Tim Walz had scarcely set foot in Nevada on Tuesday afternoon — the third of four states he was to visit that day and the beginning of a high-stakes campaign blitz in the American Southwest — when he found himself, once again, in trouble.
That morning, Mr. Walz, the governor of Minnesota and the Democratic nominee for vice president, had charmed donors at private receptions in Seattle and Sacramento with jokes about Minnesota weather, debate prep and Donald J. Trump. But Mr. Walz had also, twice, expressed support for getting rid of the Electoral College, the system of presidential vote apportionment laid out in the U.S. Constitution.
This opinion did not reflect the official position of the Harris-Walz campaign, a Walz spokesman was quick to clarify in the ensuing kerfuffle. But, more broadly, it did reflect the gamble that Vice President Kamala Harris made in choosing Mr. Walz as her running mate: that his unscripted, freewheeling rhetorical style might break some china but might also endear him to the American electorate.

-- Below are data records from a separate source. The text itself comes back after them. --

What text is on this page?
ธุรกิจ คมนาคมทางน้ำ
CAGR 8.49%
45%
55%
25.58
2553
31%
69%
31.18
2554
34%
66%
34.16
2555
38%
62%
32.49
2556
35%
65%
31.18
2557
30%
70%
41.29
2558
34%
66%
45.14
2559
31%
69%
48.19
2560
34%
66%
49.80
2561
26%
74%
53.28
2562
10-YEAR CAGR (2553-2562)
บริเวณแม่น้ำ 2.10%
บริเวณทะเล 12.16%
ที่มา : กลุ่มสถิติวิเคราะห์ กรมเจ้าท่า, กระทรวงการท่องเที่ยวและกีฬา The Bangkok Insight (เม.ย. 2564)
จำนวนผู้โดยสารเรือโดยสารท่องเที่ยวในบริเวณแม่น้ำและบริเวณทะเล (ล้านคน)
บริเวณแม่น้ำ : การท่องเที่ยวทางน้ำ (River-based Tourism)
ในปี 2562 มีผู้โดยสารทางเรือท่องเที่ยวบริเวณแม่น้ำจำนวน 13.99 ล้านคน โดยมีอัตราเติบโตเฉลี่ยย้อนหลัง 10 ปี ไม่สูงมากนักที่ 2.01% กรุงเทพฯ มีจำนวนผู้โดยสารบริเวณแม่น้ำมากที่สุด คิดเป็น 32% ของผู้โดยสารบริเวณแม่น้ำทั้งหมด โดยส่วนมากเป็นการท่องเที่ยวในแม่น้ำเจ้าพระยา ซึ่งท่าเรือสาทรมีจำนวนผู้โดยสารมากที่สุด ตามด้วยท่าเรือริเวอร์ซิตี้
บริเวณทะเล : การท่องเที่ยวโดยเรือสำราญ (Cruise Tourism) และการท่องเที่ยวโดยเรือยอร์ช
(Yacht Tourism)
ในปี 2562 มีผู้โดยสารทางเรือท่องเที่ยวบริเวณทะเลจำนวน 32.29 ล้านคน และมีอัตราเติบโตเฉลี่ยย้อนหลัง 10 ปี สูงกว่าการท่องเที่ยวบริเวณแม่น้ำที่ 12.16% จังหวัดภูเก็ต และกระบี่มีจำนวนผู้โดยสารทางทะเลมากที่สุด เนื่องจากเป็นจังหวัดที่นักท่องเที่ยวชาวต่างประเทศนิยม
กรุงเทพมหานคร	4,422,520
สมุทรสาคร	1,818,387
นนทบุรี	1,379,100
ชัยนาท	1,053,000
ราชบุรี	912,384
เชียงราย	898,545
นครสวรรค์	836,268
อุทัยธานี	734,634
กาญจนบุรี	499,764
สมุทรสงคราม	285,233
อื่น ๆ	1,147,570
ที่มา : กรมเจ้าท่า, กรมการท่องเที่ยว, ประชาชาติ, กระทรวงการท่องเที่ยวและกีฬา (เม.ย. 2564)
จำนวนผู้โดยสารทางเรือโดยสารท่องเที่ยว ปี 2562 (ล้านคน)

“I have a habit of speaking before I think on some things,” Mr. Walz told an audience of donors in Nevada later on Tuesday afternoon at a private home set in the lush, rolling ranch lands outside Reno.
“Nine weeks ago, I was sitting in my house, minding my own damn business,” he said, to a wave of laughter. “And now I’m here, trying to do my best, at times saying stupid things,” he added, to more laughter. “But I’m trying to make the point: We so deeply believe in this country.”
Mr. Walz made that point of almost breathless optimism, in discursive speeches that defied punctuation, at every stop he made across the Southwest this week, as he pressed the ticket’s case in the critical battleground states of Nevada and Arizona.